4Institute of Clinical Medicine, National Yang-Ming University, Taipei, Taiwan.
*Corresponding author: Jaw-Ji Tsai, MD, PhD, Division of Allergy, Immunology and Rheumatology, Taichung Veterans General Hospital, 1650 Taiwan Boulevard Section 4, Taichung 40705, Taiwan, Phone: +886-4-2359-2525 ext:3013; Fax:+886-4-2359-2705; E-mail: @
Received: December 27, 2016; Accepted: March 3, 2017; Published: April 4, 2017
Citation: Jaw-Ji TSAI, Chi-Xin YE, Sheng-Jie YU, Ching-Yun CHANG (2017) Dp2-Induce Autoantigen/Autoantibody Production from Patients- with Systemic Lupus Erythematosus and Its Modulation by Cppecp. J Rheumatol Arthritic Dis 2(1):1-6.
AbstractTop
Epidemiology studies have shown that the prevalence of allergies in patients with Systemic Lupus Erythematosus (SLE) was higher than in those of normal, healthy subjects. Although many patients with SLE also have allergies, the immunological events triggering the onset and progression of the clinical manifestations of SLE by allergens have yet to be clarified. Our previous report showed that three autoantigens, Phosphoglycerate Kinase 1 (PGK-1), Triosephosphate Isomerase (TIM) and enolase were identified through the use of autologous serum in B cell lysate. This was derived from House Dust Mites (HDM) allergic SLE patients after Dp2 stimulation, where the concentration of anti-PGK-1 was significantly up-regulated after Dp2 stimulation, when compared to HDM allergic without SLE patients and healthy subjects. In this study, we further investigated Dp2 stimulated autoantigens (PGK-1 and TRIM-21) and autoantibodies (anti-PGK-1 and TRIM-21) production and their relationship with inflammasomal activation IL- 1β production. Both Peripheral Blood Mononuclear Cell (PBMC) and B cell lines derived from patients with Dermatopgagoides pteronyssinus (Dp)-allergic SLE was included in this study. CPPecp and siRNA knockdown were added to evaluate their effect on cell activation. Our results showed that Dp2 could up-regulate PGK-1,TRIM -21,anti- PGK-1 and anti-TRIM-21 in B cell lines, and also up-regulate enolase and PGK-1 in PBMC. The expression of IL-1β and NLRP3 was also increased through Dp2 stimulation. Although both autoantigens and autoantibodies were upregulated, the increment of autoantigen and autoantibodies were abolished after being co-cultured with CPPecp. In the siRNA NLRP3 study only the increment of TRIM-21 and anti-PGK-1 was abolished. In conclusion, our study demonstrated that allergen exposure in the patients with HDM-sensitive SLE may play a role in the incremental expression of autoantigens and autoantibodies.

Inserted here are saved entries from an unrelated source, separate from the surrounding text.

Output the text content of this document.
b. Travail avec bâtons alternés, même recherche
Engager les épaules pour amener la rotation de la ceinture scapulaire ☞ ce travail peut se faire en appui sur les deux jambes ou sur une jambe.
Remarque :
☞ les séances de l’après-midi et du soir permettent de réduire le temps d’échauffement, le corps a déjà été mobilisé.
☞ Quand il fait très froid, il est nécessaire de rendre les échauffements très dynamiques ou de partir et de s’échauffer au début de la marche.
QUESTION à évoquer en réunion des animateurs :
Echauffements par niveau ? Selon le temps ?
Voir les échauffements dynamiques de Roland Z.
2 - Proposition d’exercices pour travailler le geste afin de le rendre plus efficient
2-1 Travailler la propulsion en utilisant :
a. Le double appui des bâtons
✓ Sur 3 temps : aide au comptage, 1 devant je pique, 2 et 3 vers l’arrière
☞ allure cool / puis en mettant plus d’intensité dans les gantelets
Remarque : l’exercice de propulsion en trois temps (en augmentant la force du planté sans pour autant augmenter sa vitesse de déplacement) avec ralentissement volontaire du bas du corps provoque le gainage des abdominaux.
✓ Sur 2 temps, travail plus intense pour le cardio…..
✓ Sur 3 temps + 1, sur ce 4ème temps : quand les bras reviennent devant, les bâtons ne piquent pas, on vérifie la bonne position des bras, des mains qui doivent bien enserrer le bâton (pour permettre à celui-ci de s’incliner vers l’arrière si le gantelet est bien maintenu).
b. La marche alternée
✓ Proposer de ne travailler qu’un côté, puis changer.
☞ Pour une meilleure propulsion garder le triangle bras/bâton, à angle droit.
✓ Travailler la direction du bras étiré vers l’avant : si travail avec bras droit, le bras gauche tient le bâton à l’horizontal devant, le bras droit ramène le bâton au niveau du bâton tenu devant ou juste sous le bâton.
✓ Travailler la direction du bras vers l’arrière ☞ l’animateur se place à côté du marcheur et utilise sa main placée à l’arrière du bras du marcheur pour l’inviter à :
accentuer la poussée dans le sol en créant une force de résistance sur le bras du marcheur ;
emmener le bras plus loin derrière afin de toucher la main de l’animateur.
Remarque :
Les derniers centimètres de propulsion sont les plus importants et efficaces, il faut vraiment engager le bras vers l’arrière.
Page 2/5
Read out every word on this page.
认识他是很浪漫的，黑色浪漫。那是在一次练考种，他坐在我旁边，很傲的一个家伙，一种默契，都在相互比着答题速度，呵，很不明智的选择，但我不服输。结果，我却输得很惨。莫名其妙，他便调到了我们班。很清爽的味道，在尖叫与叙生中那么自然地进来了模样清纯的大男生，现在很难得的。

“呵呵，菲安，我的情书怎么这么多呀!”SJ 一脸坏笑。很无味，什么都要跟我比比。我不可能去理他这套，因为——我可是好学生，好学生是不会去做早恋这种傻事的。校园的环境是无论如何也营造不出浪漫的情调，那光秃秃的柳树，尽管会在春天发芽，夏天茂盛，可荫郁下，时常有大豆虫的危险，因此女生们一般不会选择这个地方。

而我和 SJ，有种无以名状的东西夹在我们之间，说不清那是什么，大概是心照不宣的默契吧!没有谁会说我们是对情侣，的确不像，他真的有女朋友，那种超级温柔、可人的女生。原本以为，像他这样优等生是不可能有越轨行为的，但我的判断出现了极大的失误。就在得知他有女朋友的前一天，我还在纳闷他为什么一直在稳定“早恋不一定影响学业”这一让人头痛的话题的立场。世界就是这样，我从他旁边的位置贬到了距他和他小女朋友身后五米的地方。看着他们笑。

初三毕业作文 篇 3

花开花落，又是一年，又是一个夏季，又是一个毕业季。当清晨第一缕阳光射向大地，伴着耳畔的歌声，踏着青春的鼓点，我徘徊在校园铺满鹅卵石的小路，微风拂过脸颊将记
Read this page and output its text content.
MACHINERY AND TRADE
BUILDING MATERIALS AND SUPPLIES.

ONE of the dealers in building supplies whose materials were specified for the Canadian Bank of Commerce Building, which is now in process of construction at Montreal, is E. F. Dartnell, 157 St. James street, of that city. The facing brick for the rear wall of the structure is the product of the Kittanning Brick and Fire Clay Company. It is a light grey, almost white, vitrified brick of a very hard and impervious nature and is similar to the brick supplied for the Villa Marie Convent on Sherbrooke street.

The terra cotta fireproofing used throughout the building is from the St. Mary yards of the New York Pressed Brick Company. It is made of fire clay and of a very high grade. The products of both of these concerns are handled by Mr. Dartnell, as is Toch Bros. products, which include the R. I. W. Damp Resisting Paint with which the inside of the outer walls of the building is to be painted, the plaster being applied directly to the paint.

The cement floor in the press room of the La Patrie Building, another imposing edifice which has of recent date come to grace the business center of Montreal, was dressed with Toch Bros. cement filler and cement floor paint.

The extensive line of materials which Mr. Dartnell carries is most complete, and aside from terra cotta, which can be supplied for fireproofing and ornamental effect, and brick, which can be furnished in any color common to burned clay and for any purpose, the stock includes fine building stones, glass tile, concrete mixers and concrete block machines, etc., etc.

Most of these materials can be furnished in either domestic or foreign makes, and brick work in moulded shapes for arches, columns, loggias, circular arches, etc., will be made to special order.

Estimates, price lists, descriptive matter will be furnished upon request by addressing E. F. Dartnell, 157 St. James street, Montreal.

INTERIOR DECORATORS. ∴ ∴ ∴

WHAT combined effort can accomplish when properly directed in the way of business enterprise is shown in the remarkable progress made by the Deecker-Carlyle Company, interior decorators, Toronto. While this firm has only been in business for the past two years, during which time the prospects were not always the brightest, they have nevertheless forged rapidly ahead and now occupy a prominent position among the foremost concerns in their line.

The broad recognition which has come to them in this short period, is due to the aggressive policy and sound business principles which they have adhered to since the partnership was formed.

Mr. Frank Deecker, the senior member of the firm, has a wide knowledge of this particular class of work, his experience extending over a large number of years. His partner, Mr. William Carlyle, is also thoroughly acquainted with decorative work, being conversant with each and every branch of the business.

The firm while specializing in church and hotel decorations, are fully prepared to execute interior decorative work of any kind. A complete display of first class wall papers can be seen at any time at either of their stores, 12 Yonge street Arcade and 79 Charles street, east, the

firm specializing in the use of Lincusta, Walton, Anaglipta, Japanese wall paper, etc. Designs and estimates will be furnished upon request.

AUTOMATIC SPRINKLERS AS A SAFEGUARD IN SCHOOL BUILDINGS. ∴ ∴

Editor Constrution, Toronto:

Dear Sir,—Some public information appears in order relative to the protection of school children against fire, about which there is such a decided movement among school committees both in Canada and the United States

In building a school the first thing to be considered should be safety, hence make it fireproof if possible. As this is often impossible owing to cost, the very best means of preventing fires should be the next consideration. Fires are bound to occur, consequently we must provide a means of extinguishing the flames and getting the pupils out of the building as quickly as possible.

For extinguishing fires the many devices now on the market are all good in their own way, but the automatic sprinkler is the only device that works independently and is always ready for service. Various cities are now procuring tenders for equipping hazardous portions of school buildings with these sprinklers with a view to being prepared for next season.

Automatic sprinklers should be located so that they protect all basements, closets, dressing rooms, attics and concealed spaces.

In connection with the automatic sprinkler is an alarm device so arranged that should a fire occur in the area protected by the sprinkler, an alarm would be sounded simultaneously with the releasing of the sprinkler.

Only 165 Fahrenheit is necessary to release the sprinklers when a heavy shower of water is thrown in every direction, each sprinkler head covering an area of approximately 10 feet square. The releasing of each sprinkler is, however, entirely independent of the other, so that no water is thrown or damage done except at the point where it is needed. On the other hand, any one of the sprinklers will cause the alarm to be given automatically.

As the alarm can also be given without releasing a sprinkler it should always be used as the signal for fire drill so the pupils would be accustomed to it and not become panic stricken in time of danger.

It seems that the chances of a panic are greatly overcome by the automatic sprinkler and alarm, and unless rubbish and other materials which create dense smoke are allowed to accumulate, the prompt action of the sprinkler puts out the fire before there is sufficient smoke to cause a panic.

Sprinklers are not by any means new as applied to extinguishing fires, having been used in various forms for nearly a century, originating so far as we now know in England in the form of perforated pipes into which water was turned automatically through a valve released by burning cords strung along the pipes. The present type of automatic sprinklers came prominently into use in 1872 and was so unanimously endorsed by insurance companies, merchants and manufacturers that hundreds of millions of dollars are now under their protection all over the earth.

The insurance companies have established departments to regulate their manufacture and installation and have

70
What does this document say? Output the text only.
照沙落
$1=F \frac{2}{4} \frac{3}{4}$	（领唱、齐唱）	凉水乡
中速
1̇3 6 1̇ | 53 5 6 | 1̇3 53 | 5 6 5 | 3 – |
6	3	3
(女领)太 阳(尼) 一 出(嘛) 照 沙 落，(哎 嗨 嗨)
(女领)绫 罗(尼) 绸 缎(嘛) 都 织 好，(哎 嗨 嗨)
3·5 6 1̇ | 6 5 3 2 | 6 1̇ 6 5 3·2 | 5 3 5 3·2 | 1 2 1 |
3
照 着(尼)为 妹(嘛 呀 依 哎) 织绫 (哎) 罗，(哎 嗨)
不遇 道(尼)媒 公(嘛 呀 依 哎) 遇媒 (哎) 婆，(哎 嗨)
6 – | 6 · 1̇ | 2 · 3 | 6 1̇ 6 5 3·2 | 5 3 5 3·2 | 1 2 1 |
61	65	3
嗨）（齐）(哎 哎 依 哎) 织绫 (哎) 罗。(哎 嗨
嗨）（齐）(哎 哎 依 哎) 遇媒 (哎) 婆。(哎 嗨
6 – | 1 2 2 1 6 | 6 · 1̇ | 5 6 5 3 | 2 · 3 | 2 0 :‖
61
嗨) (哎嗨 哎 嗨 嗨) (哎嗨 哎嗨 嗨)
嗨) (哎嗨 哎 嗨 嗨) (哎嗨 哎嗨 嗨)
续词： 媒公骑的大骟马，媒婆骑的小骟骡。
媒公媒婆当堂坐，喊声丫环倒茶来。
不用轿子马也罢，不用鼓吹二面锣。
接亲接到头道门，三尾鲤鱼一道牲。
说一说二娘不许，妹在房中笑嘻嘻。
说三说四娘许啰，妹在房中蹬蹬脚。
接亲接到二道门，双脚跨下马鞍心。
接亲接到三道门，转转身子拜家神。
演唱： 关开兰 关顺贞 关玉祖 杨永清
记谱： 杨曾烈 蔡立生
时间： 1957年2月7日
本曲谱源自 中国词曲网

In patients with Dp allergic SLE, Dp2 could upregulate the production of auto-antigen and auto-antibodies, while contributing to the proinflammatory cytokine secretion and disease activation. Dp2-induced auto-antigen and auto-antibody production could be abolished by being co-cultured with Dp2 and CPPecp, indicating that CPPecp has the potential to be a new immune-modulatory agent for the treatment of autoimmune diseases in the future.
Introduction
Systemic Lupus Erythematosus (SLE) is a multifactorial systemic autoimmune disorder which affects multiple organs including the skin, lungs, kidneys, and heart [1]. In some SLE patients, autoantibodies may target specific proteins in the cytosol or nucleus. These proteins are called autoantigens. Since these self-antigens are normally covered from the extracellular space by both the nuclear membrane and the cell membrane, the major issue is how these self-antigens are exposed or upregulated, and then detected by the immune system.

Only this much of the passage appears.